Dark matter and dark energy are the dominant components of the Universe. From modern sky surveys we have a comprehensive picture of the evolution history of the Universe and its fundamental make-up: 23% dark matter (a large fraction of which is in localized clumps called halos), 73% in a smooth “dark energy” component. The Roadrunner Universe project is creating the largest-ever high-resolution simulations of the distribution of matter in the Universe. A comprehensive database of all the Roadrunner Universe simulations will become an essential component of Dark Universe science for years to come. Shown is the velocity field of the dark matter halos from one of the Roadrunner cosmology simulations. The simulation tracked almost 70 billion particles. Due to gravity, the particles form bound structures, the halos. Each halo in this graph consist of at least 10 particles and is shown as an arrow, colored by its velocity. This is a time snapshot of 1/64 of the full simulation volume, which was (750Mpc/h)3.

see also Abstract of Hybrid petacomputing meets cosmology: The Roadrunner Universe project, Salman Habib et al 2009 J. Phys.: Conf. Ser. 180 012019 (10pp)

Ejecta and Spall using the SPaSM code, Tim Germann, P.I.

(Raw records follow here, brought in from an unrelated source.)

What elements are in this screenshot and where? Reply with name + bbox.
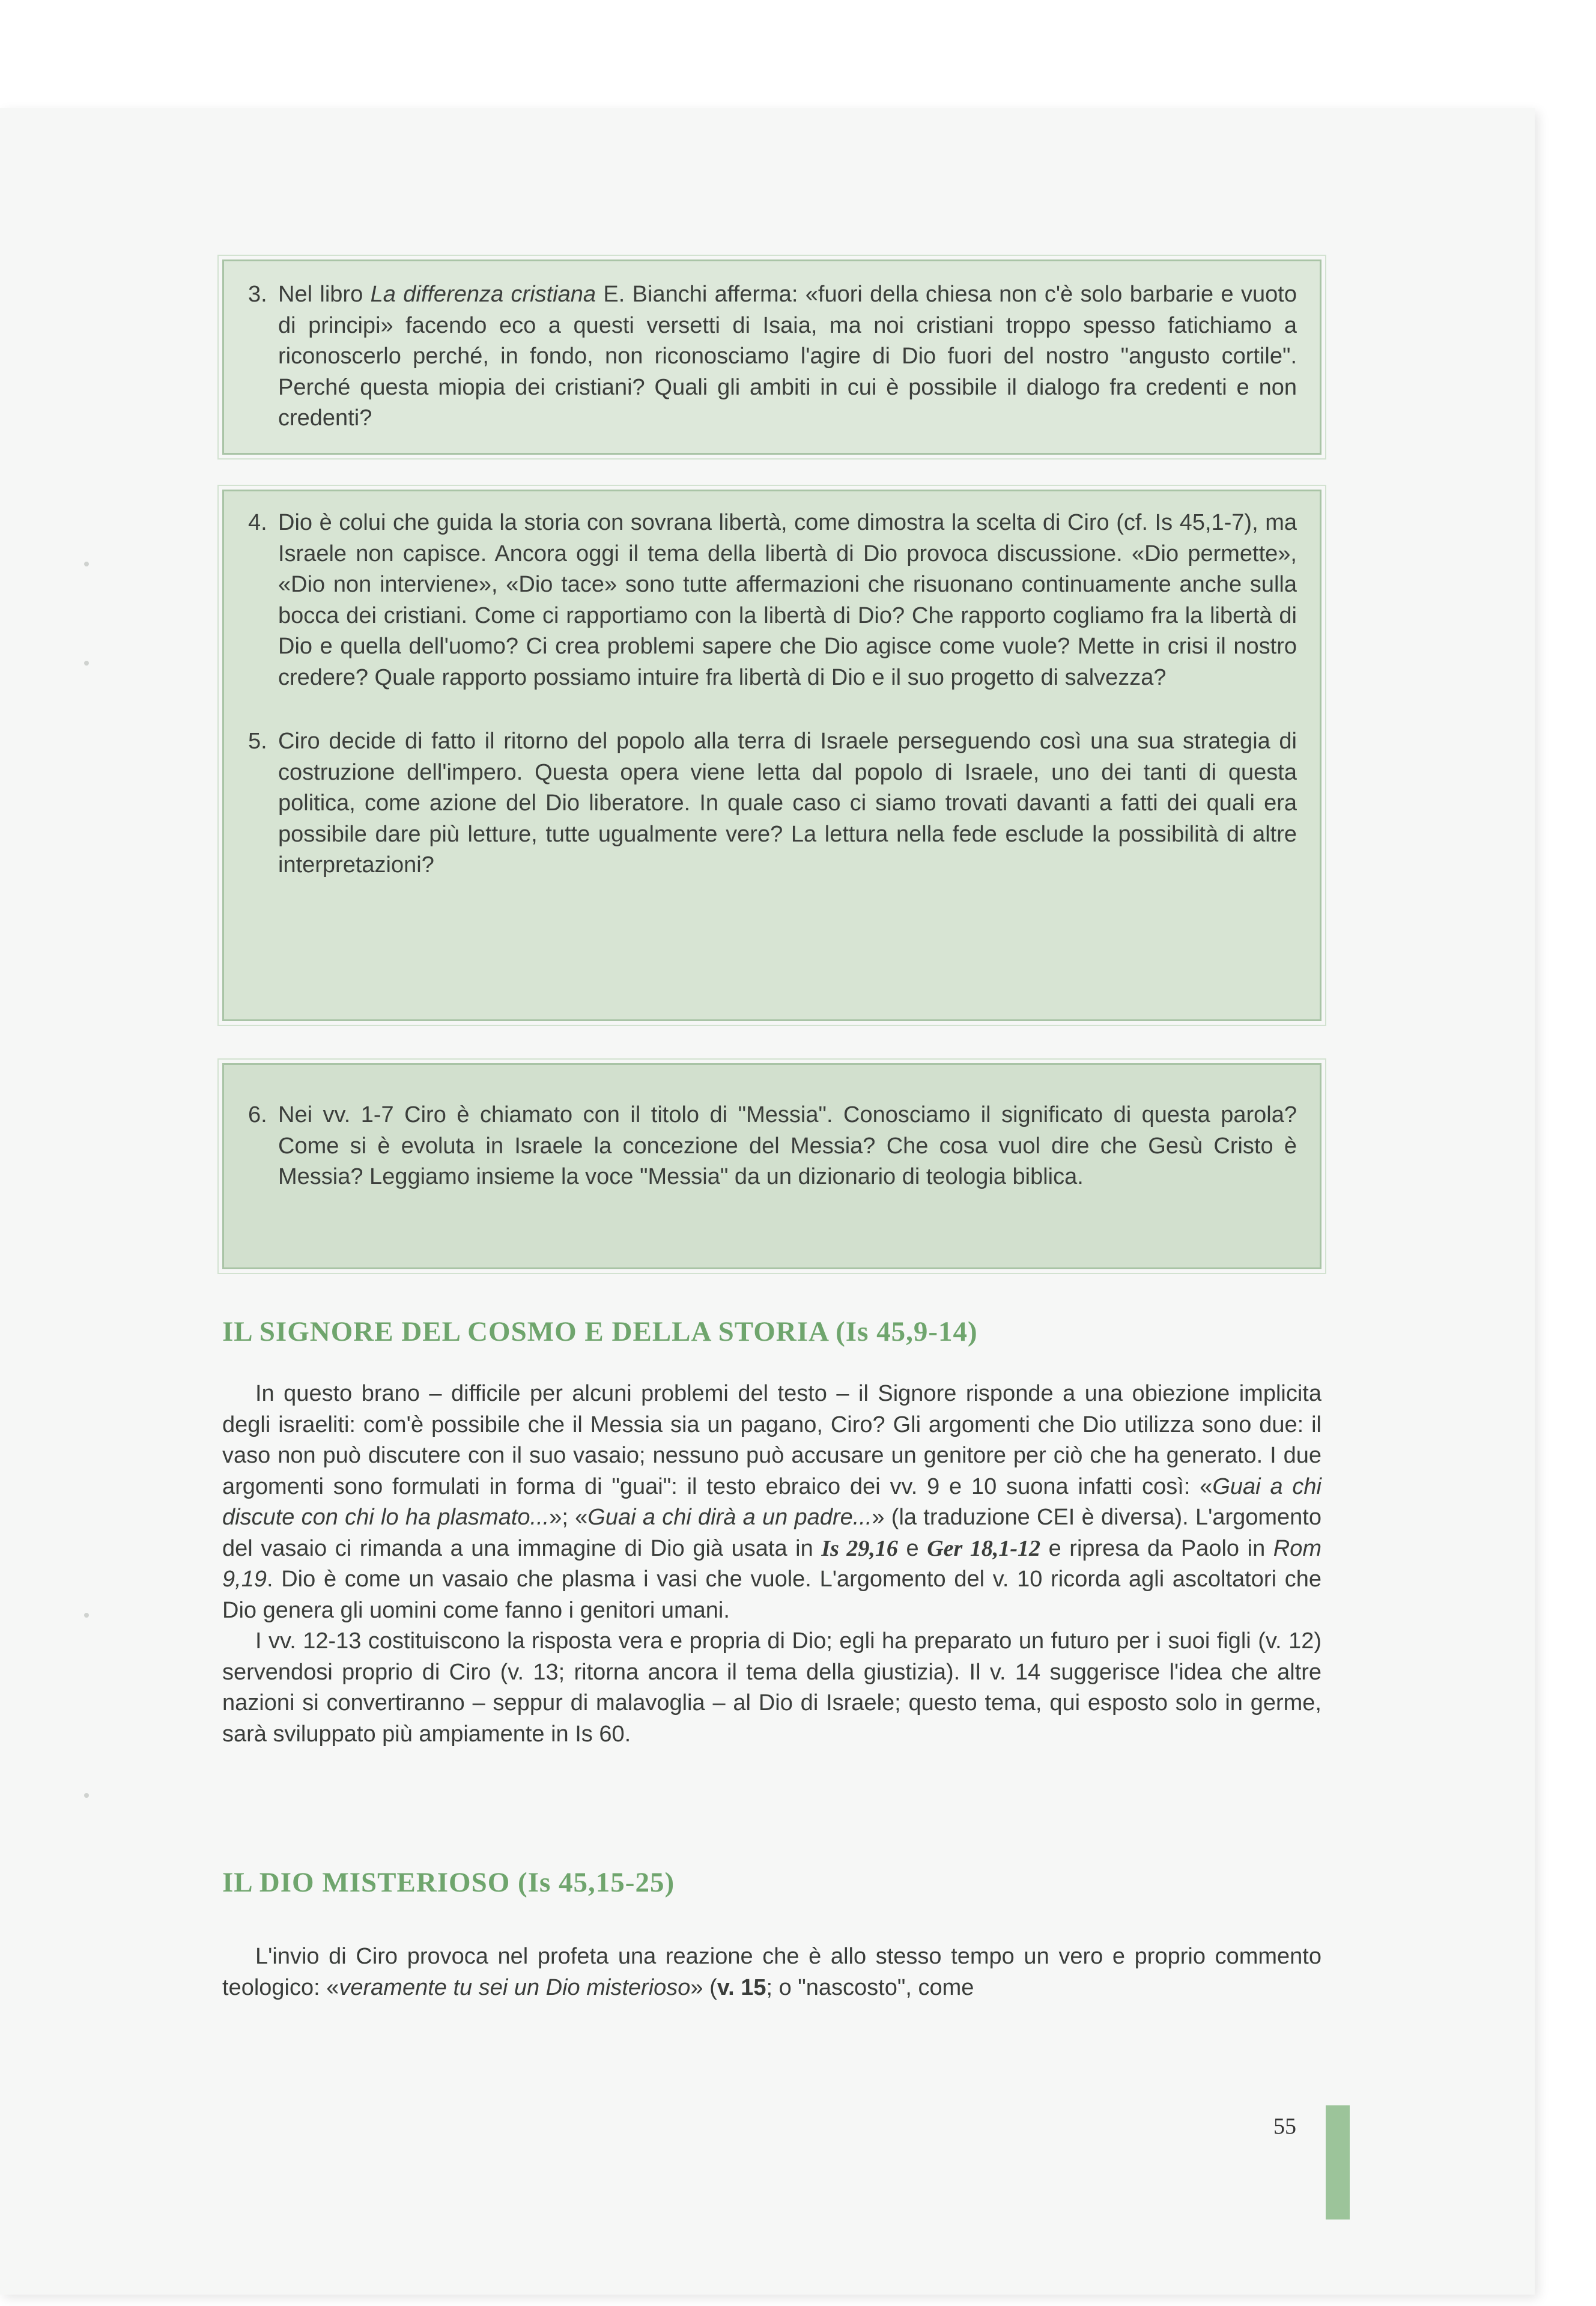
question-item — [248, 508, 1297, 693]
section-heading: IL SIGNORE DEL COSMO E DELLA STORIA (Is 45,9-14) — [222, 1316, 978, 1347]
question-item — [248, 1100, 1297, 1193]
punch-hole-mark — [84, 562, 89, 566]
question-text: Dio è colui che guida la storia con sovrana libertà, come dimostra la scelta di Ciro (cf. Is 45,1-7), ma Israele non capisce. Ancora oggi il tema della libertà di Dio provoca discussione. «Dio permette», «Dio non interviene», «Dio tace» sono tutte affermazioni che risuonano continuamente anche sulla bocca dei cristiani. Come ci rapportiamo con la libertà di Dio? Che rapporto cogliamo fra la libertà di Dio e quella dell'uomo? Ci crea problemi sapere che Dio agisce come vuole? Mette in crisi il nostro credere? Quale rapporto possiamo intuire fra libertà di Dio e il suo progetto di salvezza? — [278, 510, 1297, 690]
punch-hole-mark — [84, 1613, 89, 1618]
section-body — [222, 1379, 1321, 1750]
book-title: La differenza cristiana — [370, 282, 596, 307]
question-text: Nei vv. 1-7 Ciro è chiamato con il titolo di "Messia". Conosciamo il significato di questa parola? Come si è evoluta in Israele la concezione del Messia? Che cosa vuol dire che Gesù Cristo è Messia? Leggiamo insieme la voce "Messia" da un dizionario di teologia biblica. — [278, 1102, 1297, 1189]
paragraph: In questo brano – difficile per alcuni problemi del testo – il Signore risponde a una obiezione implicita degli israeliti: com'è possibile che il Messia sia un pagano, Ciro? Gli argomenti che Dio utilizza sono due: il vaso non può discutere con il suo vasaio; nessuno può accusare un genitore per ciò che ha generato. I due argomenti sono formulati in forma di "guai": il testo ebraico dei vv. 9 e 10 suona infatti così: «Guai a chi discute con chi lo ha plasmato...»; «Guai a chi dirà a un padre...» (la traduzione CEI è diversa). L'argomento del vasaio ci rimanda a una immagine di Dio già usata in Is 29,16 e Ger 18,1-12 e ripresa da Paolo in Rom 9,19. Dio è come un vasaio che plasma i vasi che vuole. L'argomento del v. 10 ricorda agli ascoltatori che Dio genera gli uomini come fanno i genitori umani. — [222, 1381, 1322, 1623]
question-item — [248, 279, 1297, 434]
question-text: Ciro decide di fatto il ritorno del popolo alla terra di Israele perseguendo così una sua strategia di costruzione dell'impero. Questa opera viene letta dal popolo di Israele, uno dei tanti di questa politica, come azione del Dio liberatore. In quale caso ci siamo trovati davanti a fatti dei quali era possibile dare più letture, tutte ugualmente vere? La lettura nella fede esclude la possibilità di altre interpretazioni? — [278, 729, 1297, 878]
page-number: 55 — [1273, 2114, 1296, 2139]
question-item — [248, 726, 1297, 881]
paragraph: I vv. 12-13 costituiscono la risposta vera e propria di Dio; egli ha preparato un futuro per i suoi figli (v. 12) servendosi proprio di Ciro (v. 13; ritorna ancora il tema della giustizia). Il v. 14 suggerisce l'idea che altre nazioni si convertiranno – seppur di malavoglia – al Dio di Israele; questo tema, qui esposto solo in germe, sarà sviluppato più ampiamente in Is 60. — [222, 1628, 1321, 1747]
scripture-reference: Rom 9,19 — [222, 1535, 1322, 1592]
question-box-2 — [222, 490, 1321, 1021]
question-number: 5. — [248, 729, 267, 754]
question-box-1 — [222, 259, 1321, 455]
scripture-reference: Is 29,16 — [821, 1535, 898, 1561]
question-box-3 — [222, 1063, 1321, 1269]
question-number: 3. — [248, 282, 267, 307]
scripture-reference: Ger 18,1-12 — [927, 1535, 1040, 1561]
paragraph: L'invio di Ciro provoca nel profeta una reazione che è allo stesso tempo un vero e proprio commento teologico: «veramente tu sei un Dio misterioso» (v. 15; o "nascosto", come — [222, 1944, 1321, 2000]
punch-hole-mark — [84, 1793, 89, 1798]
question-text: Nel libro La differenza cristiana E. Bianchi afferma: «fuori della chiesa non c'è solo barbarie e vuoto di principi» facendo eco a questi versetti di Isaia, ma noi cristiani troppo spesso fatichiamo a riconoscerlo perché, in fondo, non riconosciamo l'agire di Dio fuori del nostro "angusto cortile". Perché questa miopia dei cristiani? Quali gli ambiti in cui è possibile il dialogo fra credenti e non credenti? — [278, 282, 1297, 431]
question-number: 4. — [248, 510, 267, 535]
margin-color-bar — [1326, 2105, 1350, 2220]
question-number: 6. — [248, 1102, 267, 1127]
section-body — [222, 1941, 1321, 2003]
section-heading: IL DIO MISTERIOSO (Is 45,15-25) — [222, 1867, 675, 1898]
punch-hole-mark — [84, 661, 89, 666]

Ejecta and Spall Open Science

We studied how copper reacts when shocked, using SPaSM (scalable parallel short-range molecular dynamics), a computer code that simulates processes such as shock waves in solids at nanosecond time scales. We use SPaSM to understand how materials deform and fail at the molecular level, allowing better materials design and prediction of their lifetime at full strength. Many fundamental materials phenomena take place at length and time scales just beyond those presently accessible by molecular dynamics (MD) simulations. Roadrunner, along with improvements in methodology, makes simulations of more realistic spatial and temporal scales possible. SPaSM was successfully used to perform the fastest MD simulation to date, reaching ~369 TFlop/s on the full Roadrunner machine.